What is the GDPR?
The General Data Protection Regulation (GDPR), which came into effect on 25th May 2018, provides a legal framework for keeping everyone’s personal data safe by requiring companies to have robust processes in place for handling and storing personal information. It’s also designed to protect us as individuals from being contacted by organisations without our express permission.
Why Does it Matter?
The GDPR is bigger than its predecessor, the Data Protection Act 1998 (DPA 1998), and ushered in a wave of new rules which are significantly different in certain areas, such as:
- a wider definition of ‘personal data’ which covers more information than ever before;
- data processors (i.e. firms that process personal data on behalf of another business, such as an outsourced payroll service) will be required to comply with the GDPR, whereas they weren’t required to comply with the DPA 1998;
- businesses based outside of the EU will have to comply if they offer goods or services into the EU (one to watch post-Brexit!);
- when obtaining ‘consent’ from individuals, it must now be explicit and specific - it’s all about ‘opting in’ (and knowing exactly what we’re signing up for) rather than ‘opting out’. The old rules placed the onus on the individual to ask to be removed from a mailing list. In future, businesses must ask for consent from the very start;
- a duty to report data breaches to the Information Commissioner within very strict timeframes;
- a new ‘right to be forgotten’;
- the statutory need for certain businesses to appoint data protection officers, responsible for overseeing the new requirements for record-keeping and data impact assessments;
- an easier process for individuals to claim compensation from a non-compliant business; and
- tougher penalties for non-compliance.
Who Needs to Know?
This is a matter of governance, so it should be on the Board’s agenda. As well as operational policies for marketing teams and data handlers, firms may be required to appoint data protection officers and conduct privacy impact assessments. The content of trading contracts between businesses has become more complicated.
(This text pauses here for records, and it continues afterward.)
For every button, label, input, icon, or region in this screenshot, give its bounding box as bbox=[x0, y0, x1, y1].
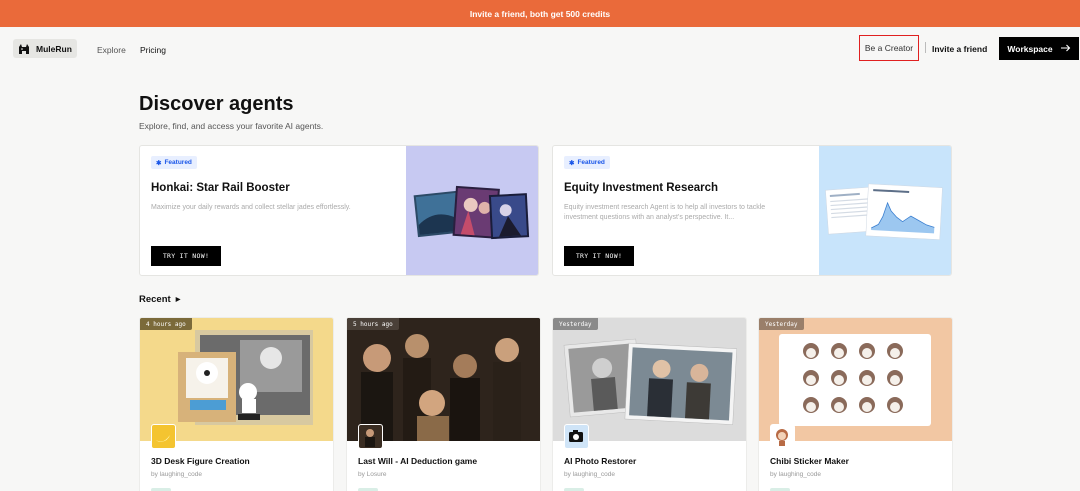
page-title: Discover agents bbox=[139, 93, 294, 115]
page-subtitle: Explore, find, and access your favorite … bbox=[139, 121, 324, 131]
nav-divider bbox=[925, 42, 926, 53]
promo-banner-text[interactable]: Invite a friend, both get 500 credits bbox=[470, 9, 610, 19]
agent-card[interactable]: 4 hours ago 3D Desk Figure Creation by l… bbox=[139, 317, 334, 491]
featured-image-honkai bbox=[406, 146, 538, 275]
featured-badge-label: Featured bbox=[164, 159, 192, 166]
agent-card-title: Chibi Sticker Maker bbox=[770, 456, 849, 466]
portrait-icon bbox=[358, 424, 383, 449]
agent-card[interactable]: Yesterday Chibi Sticker Maker by laughin… bbox=[758, 317, 953, 491]
try-it-now-button[interactable]: TRY IT NOW! bbox=[564, 246, 634, 266]
time-badge: Yesterday bbox=[553, 318, 598, 330]
logo-text: MuleRun bbox=[36, 43, 72, 54]
caret-right-icon: ▶ bbox=[175, 297, 181, 303]
promo-banner[interactable]: Invite a friend, both get 500 credits bbox=[0, 0, 1080, 27]
featured-card-honkai[interactable]: ✱ Featured Honkai: Star Rail Booster Max… bbox=[139, 145, 539, 276]
mule-logo-icon bbox=[18, 43, 30, 55]
agent-card-author: by laughing_code bbox=[564, 471, 615, 478]
agent-card-author: by laughing_code bbox=[770, 471, 821, 478]
time-badge: Yesterday bbox=[759, 318, 804, 330]
recent-heading-label: Recent bbox=[139, 294, 171, 305]
nav-explore[interactable]: Explore bbox=[97, 45, 126, 55]
logo[interactable]: MuleRun bbox=[13, 39, 77, 58]
star-icon: ✱ bbox=[569, 159, 575, 167]
agent-card-author: by laughing_code bbox=[151, 471, 202, 478]
agent-card-image: Yesterday bbox=[553, 318, 746, 441]
invite-friend-link[interactable]: Invite a friend bbox=[932, 44, 987, 54]
camera-icon bbox=[564, 424, 589, 449]
time-badge: 5 hours ago bbox=[347, 318, 399, 330]
time-badge: 4 hours ago bbox=[140, 318, 192, 330]
featured-badge-label: Featured bbox=[577, 159, 605, 166]
recent-heading[interactable]: Recent ▶ bbox=[139, 294, 180, 305]
banana-icon bbox=[151, 424, 176, 449]
featured-card-equity[interactable]: ✱ Featured Equity Investment Research Eq… bbox=[552, 145, 952, 276]
featured-title: Honkai: Star Rail Booster bbox=[151, 182, 290, 194]
be-a-creator-label: Be a Creator bbox=[864, 43, 914, 53]
featured-badge: ✱ Featured bbox=[151, 156, 197, 169]
agent-card[interactable]: 5 hours ago Last Will - AI Deduction gam… bbox=[346, 317, 541, 491]
chibi-avatar-icon bbox=[770, 424, 795, 449]
arrow-right-icon bbox=[1060, 44, 1071, 54]
agent-card-image: Yesterday bbox=[759, 318, 952, 441]
try-it-now-button[interactable]: TRY IT NOW! bbox=[151, 246, 221, 266]
be-a-creator-link[interactable]: Be a Creator bbox=[859, 35, 919, 61]
agent-card-title: AI Photo Restorer bbox=[564, 456, 637, 466]
workspace-label: Workspace bbox=[1007, 43, 1053, 54]
agent-card-image: 5 hours ago bbox=[347, 318, 540, 441]
featured-title: Equity Investment Research bbox=[564, 182, 719, 194]
agent-card-author: by Losure bbox=[358, 471, 387, 478]
featured-image-equity bbox=[819, 146, 951, 275]
agent-card[interactable]: Yesterday AI Photo Restorer by laughing_… bbox=[552, 317, 747, 491]
featured-badge: ✱ Featured bbox=[564, 156, 610, 169]
nav-pricing[interactable]: Pricing bbox=[140, 45, 166, 55]
featured-description: Maximize your daily rewards and collect … bbox=[151, 204, 351, 211]
workspace-button[interactable]: Workspace bbox=[999, 37, 1079, 60]
agent-card-title: 3D Desk Figure Creation bbox=[151, 456, 250, 466]
agent-card-image: 4 hours ago bbox=[140, 318, 333, 441]
agent-card-title: Last Will - AI Deduction game bbox=[358, 456, 478, 466]
star-icon: ✱ bbox=[156, 159, 162, 167]
featured-description: Equity investment research Agent is to h… bbox=[564, 204, 766, 222]
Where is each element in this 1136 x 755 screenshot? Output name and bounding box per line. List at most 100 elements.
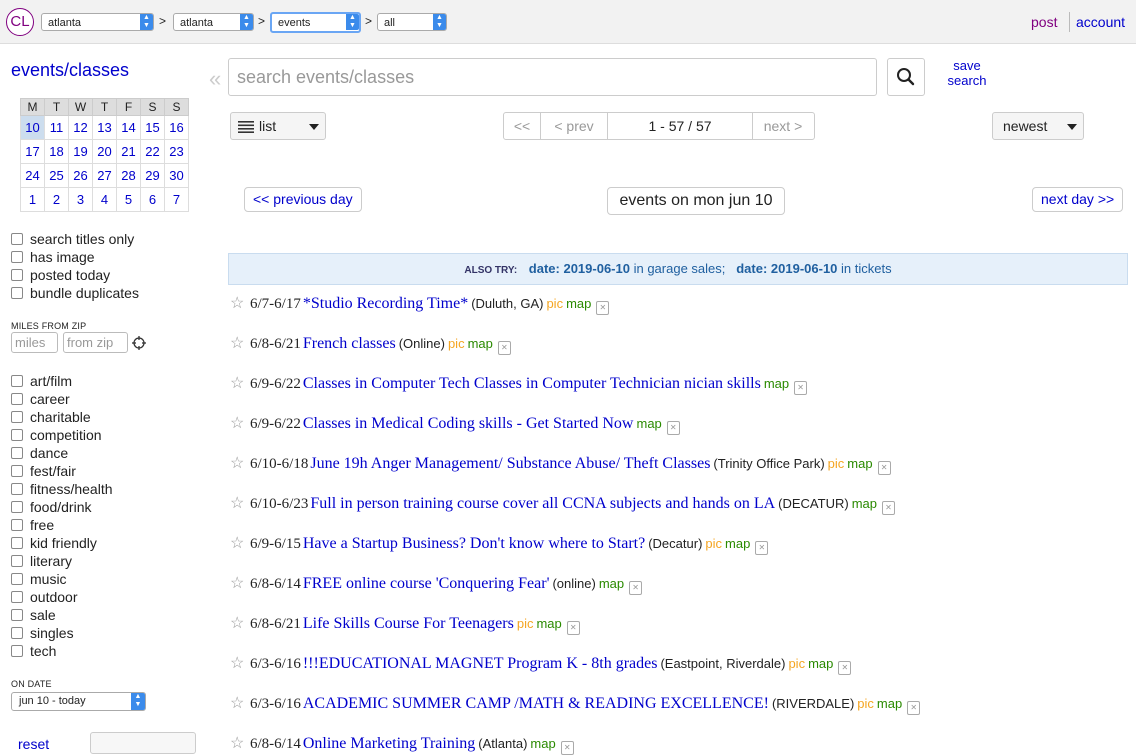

So HR, operations, business development, and marketing should all be involved, and everyone in the business who uses data should be aware of how to comply.
While some industries will be more obviously affected than others – those in the direct marketing industry, consumer-facing businesses, firms that trade internationally, through e-commerce or that hold huge customer databases – the GDPR will touch every business to some degree.